Ranah Minang, ABS-SBK-AM-SM, dan Kebanggan Semu (I)
Oleh: Ahmad Syafii Maarif
Sudah menjadi sunnatullah, manusia mencintai tanah kelahirannya. Tidak jarang cinta itu dalam sekali, sekalipun sudah berpisah lama dengannya, terutama bagi mereka yang pernah hidup sampai usia belia di tempat itu.
Warisan pribasa nenek moyang suku Melayu yang berbunyi “Hujan emas di negeri orang, hujan batu di negeri awak, masih lebih baik jua negeri awak” belum sepenuhnya terkuras digerus zaman. Gaungan pesannya masih dirasakan cukup kuat.
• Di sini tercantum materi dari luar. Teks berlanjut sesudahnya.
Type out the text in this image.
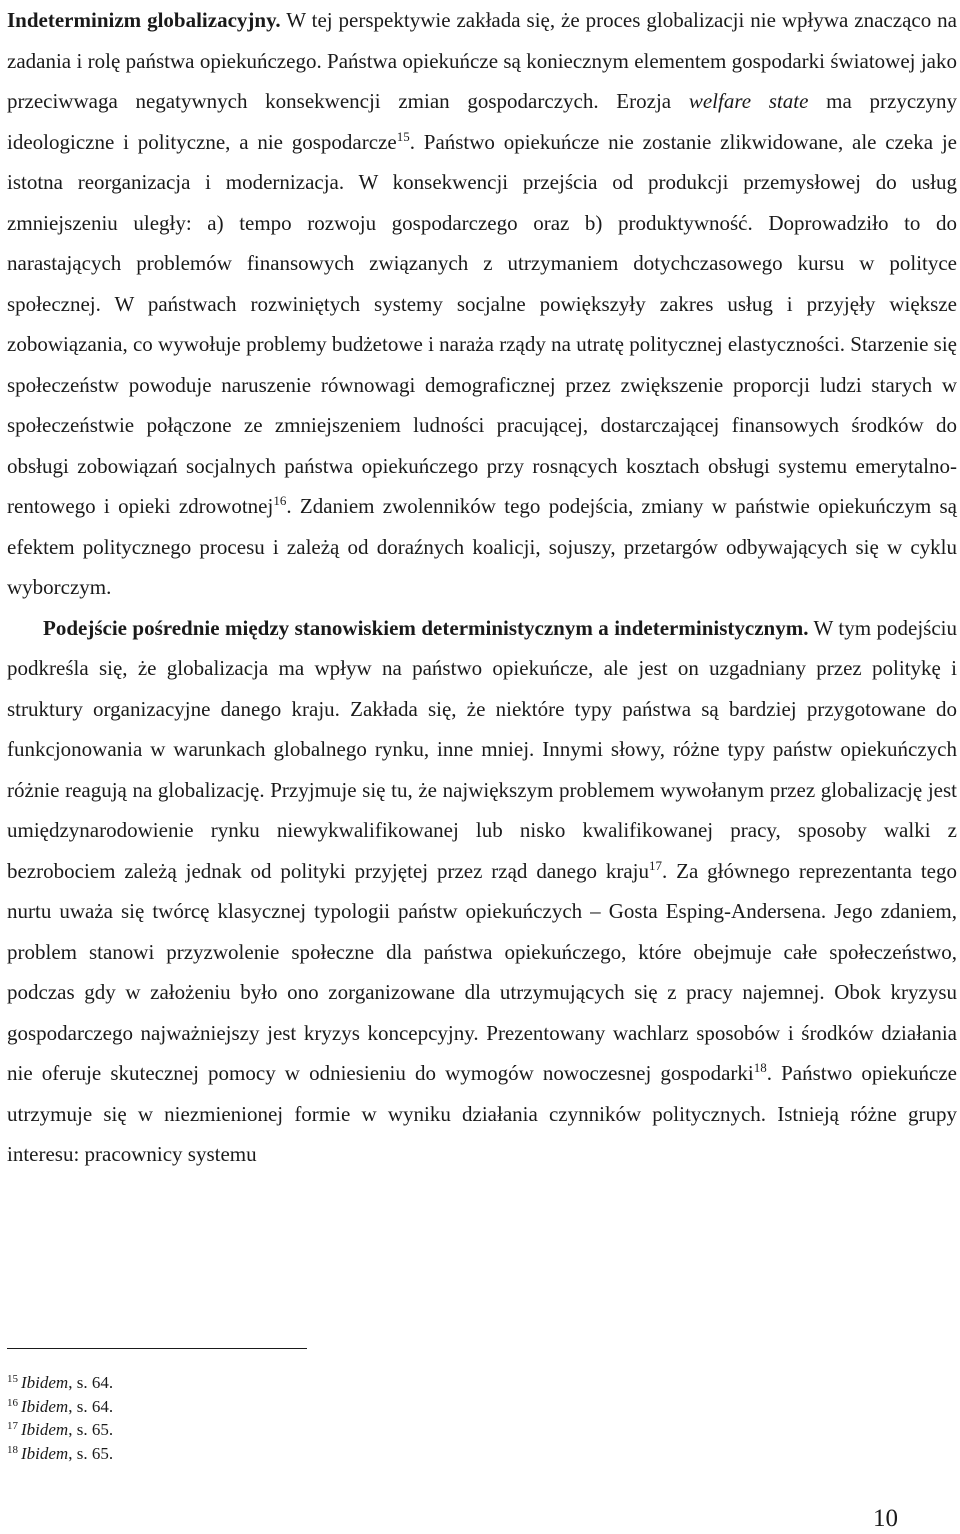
Indeterminizm globalizacyjny. W tej perspektywie zakłada się, że proces globalizacji nie wpływa znacząco na zadania i rolę państwa opiekuńczego. Państwa opiekuńcze są koniecznym elementem gospodarki światowej jako przeciwwaga negatywnych konsekwencji zmian gospodarczych. Erozja welfare state ma przyczyny ideologiczne i polityczne, a nie gospodarcze$^{15}$. Państwo opiekuńcze nie zostanie zlikwidowane, ale czeka je istotna reorganizacja i modernizacja. W konsekwencji przejścia od produkcji przemysłowej do usług zmniejszeniu uległy: a) tempo rozwoju gospodarczego oraz b) produktywność. Doprowadziło to do narastających problemów finansowych związanych z utrzymaniem dotychczasowego kursu w polityce społecznej. W państwach rozwiniętych systemy socjalne powiększyły zakres usług i przyjęły większe zobowiązania, co wywołuje problemy budżetowe i naraża rządy na utratę politycznej elastyczności. Starzenie się społeczeństw powoduje naruszenie równowagi demograficznej przez zwiększenie proporcji ludzi starych w społeczeństwie połączone ze zmniejszeniem ludności pracującej, dostarczającej finansowych środków do obsługi zobowiązań socjalnych państwa opiekuńczego przy rosnących kosztach obsługi systemu emerytalno-rentowego i opieki zdrowotnej$^{16}$. Zdaniem zwolenników tego podejścia, zmiany w państwie opiekuńczym są efektem politycznego procesu i zależą od doraźnych koalicji, sojuszy, przetargów odbywających się w cyklu wyborczym.

Podejście pośrednie między stanowiskiem deterministycznym a indeterministycznym. W tym podejściu podkreśla się, że globalizacja ma wpływ na państwo opiekuńcze, ale jest on uzgadniany przez politykę i struktury organizacyjne danego kraju. Zakłada się, że niektóre typy państwa są bardziej przygotowane do funkcjonowania w warunkach globalnego rynku, inne mniej. Innymi słowy, różne typy państw opiekuńczych różnie reagują na globalizację. Przyjmuje się tu, że największym problemem wywołanym przez globalizację jest umiędzynarodowienie rynku niewykwalifikowanej lub nisko kwalifikowanej pracy, sposoby walki z bezrobociem zależą jednak od polityki przyjętej przez rząd danego kraju$^{17}$. Za głównego reprezentanta tego nurtu uważa się twórcę klasycznej typologii państw opiekuńczych – Gosta Esping-Andersena. Jego zdaniem, problem stanowi przyzwolenie społeczne dla państwa opiekuńczego, które obejmuje całe społeczeństwo, podczas gdy w założeniu było ono zorganizowane dla utrzymujących się z pracy najemnej. Obok kryzysu gospodarczego najważniejszy jest kryzys koncepcyjny. Prezentowany wachlarz sposobów i środków działania nie oferuje skutecznej pomocy w odniesieniu do wymogów nowoczesnej gospodarki$^{18}$. Państwo opiekuńcze utrzymuje się w niezmienionej formie w wyniku działania czynników politycznych. Istnieją różne grupy interesu: pracownicy systemu

$^{15}$ Ibidem, s. 64.
$^{16}$ Ibidem, s. 64.
$^{17}$ Ibidem, s. 65.
$^{18}$ Ibidem, s. 65.
10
Artinya, betapa pun hidup senang dan mewah di negeri orang, kenangan indah terhadap tanah kelahiran sekalipun tersuruk lagi miskin tetap hidup dan punya daya pikat tersendiri. Setidak-tidaknya begitulah perasaan saya terhadap nagari tersuruk Sumpur Kudus di lingkaran Bukit Barisan, sebagai bagian yang tak terpisahkan dari alam Minangkabau.
Saya belajar agama sampai tingkat sekolah menengah pertama masih di bumi Minang.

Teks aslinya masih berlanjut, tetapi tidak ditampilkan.